DENVER -- A Denver math teacher, Donna Duvall-Serrano, who is nationally acclaimed for founding 24 years ago what is now the nation's largest student-run credit union, is retiring this month.
Since 1984 she has been manager of Kent Denver CU, housed in a private school and considered one of the oldest such facilities in the country operated as a branch of Westerra CU of Denver.
"Donna leaves a tremendous national legacy in the teaching of financial literacy," declared C. Alan Peppers, president/CEO of Westerra, which took over Kent Denver CU under a transaction involving the merged Gateway CU. Previously, Kent Denver had been run by Lowry FCU, which changed its name to Gateway.
Kent Denver, which often has been used as a model for the launch of student CUs elsewhere, currently retains $2 million in assets offering a full line of financial services to students, faculty and families from offices in a commons of Kent Denver.

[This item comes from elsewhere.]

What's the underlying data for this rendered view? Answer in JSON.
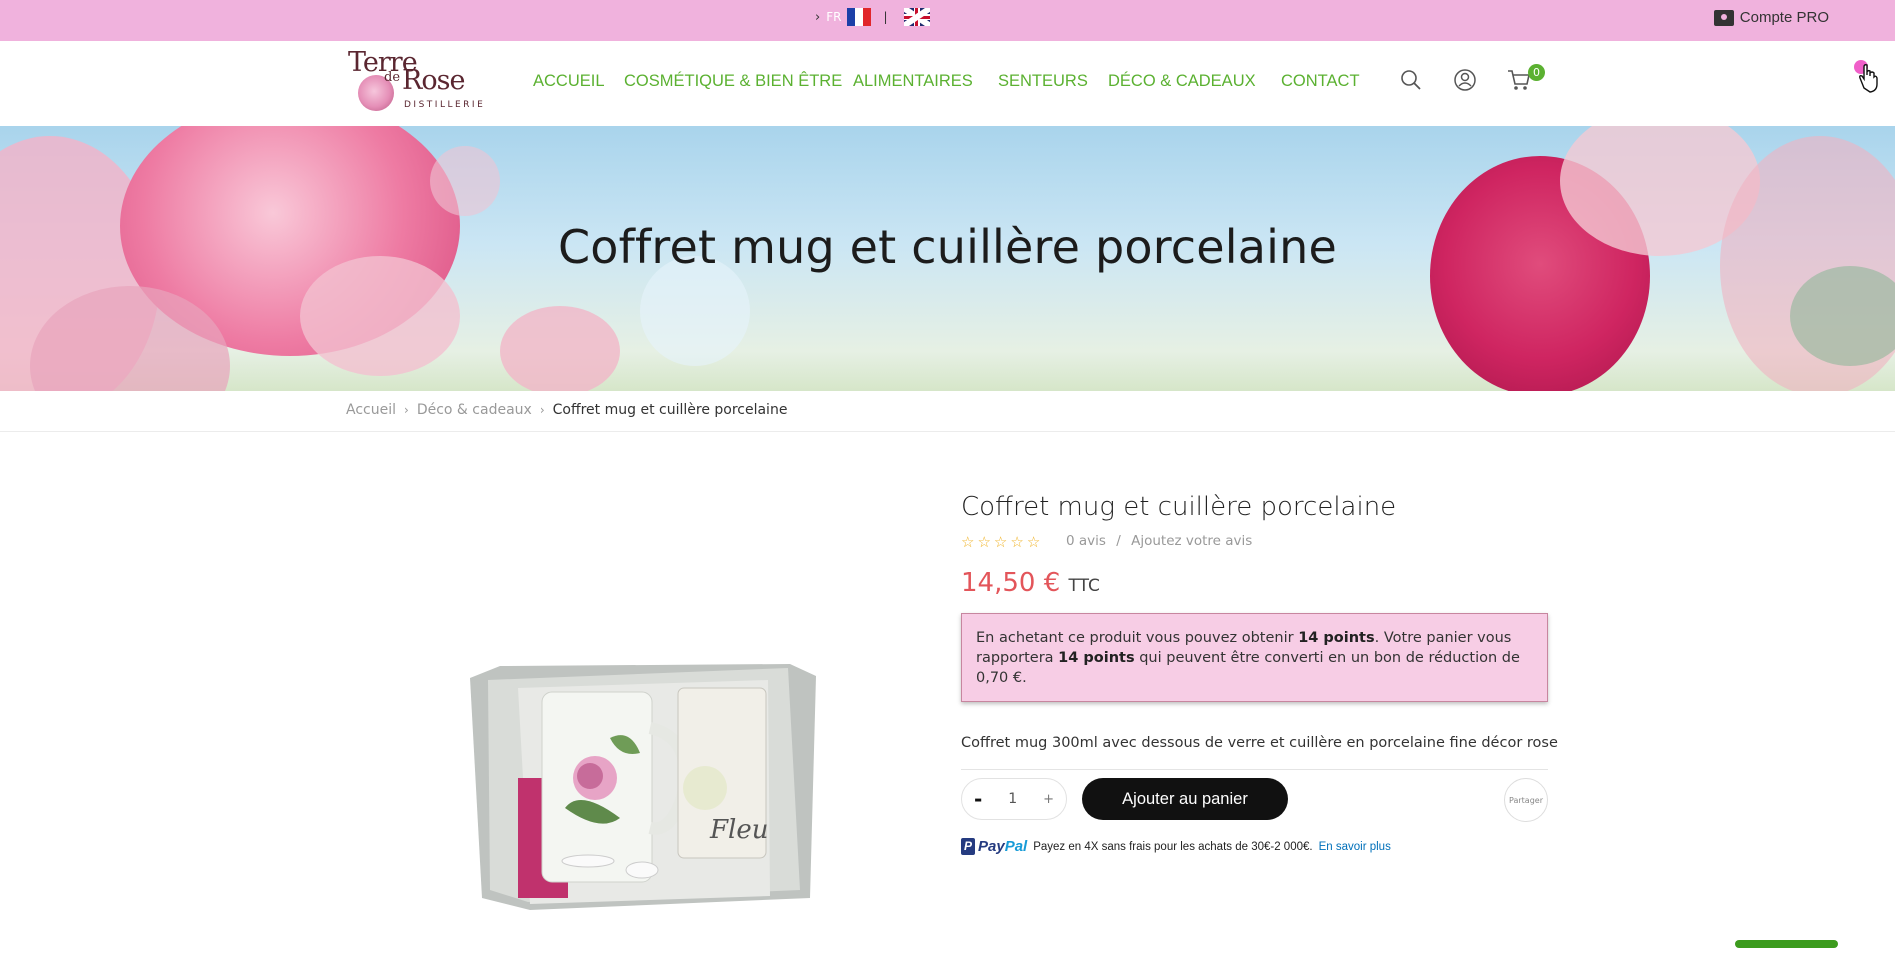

As a branch of Westerra, students apply for approximately 20 positions each year to operate the CU, while also helping others learn financial responsibility. Each year a senior is selected as president, supported by officers and teller staff who operate the CU during lunch hours every school day.
"Donna has long been sought after as resource for those credit unions looking to start a successful student-run credit union," said Peppers praising her "dedication and commitment to financial literacy."
Located in the school's commons area, the CU provides Kent's 655 students (6th through 12th grade) everything from their first checking account and first credit card to savings accounts and spending money.
Duvall-Serrano said she started the CU as a way to help students learn about the financial world through hands-on experience by providing them with business skills. Named to succeed Duvall is Tracy Wittmer.
The president of the CU, David Hanley, a senior, said it has been his hope that by having a CU on campus "we can make a mark on student's lives so they will have a head start" in business or personal finance.
"If students know more about loans, credit cards and FICO scores, they will have more control over their financial future," he concluded.
He noted that most financial institutions do not educate their users about late fees, overdraft charges, delinquent payments and their impact on credit scores. "The credit union is unique in striving to ensure that all students understand the loan and savings options available to them, and how they impact their daily lives."
Kent CU has 12 senior tellers, six of which officer positions and are elected by their peers. Among these are vice presidents of teller supervision, operations, marketing, internal statistics and finance. The officers meet on a regular basis and participate in school presentations."
Over the summer and during school vacations tellers train at Westerra to improve their skills and mentor new tellers. The internship includes nine-hour days, providing students with work experience in a larger financial environment.
Westerra noted that about 60% of the school community holds an account at the branch. That community includes alumni, family members, school organizations and clubs.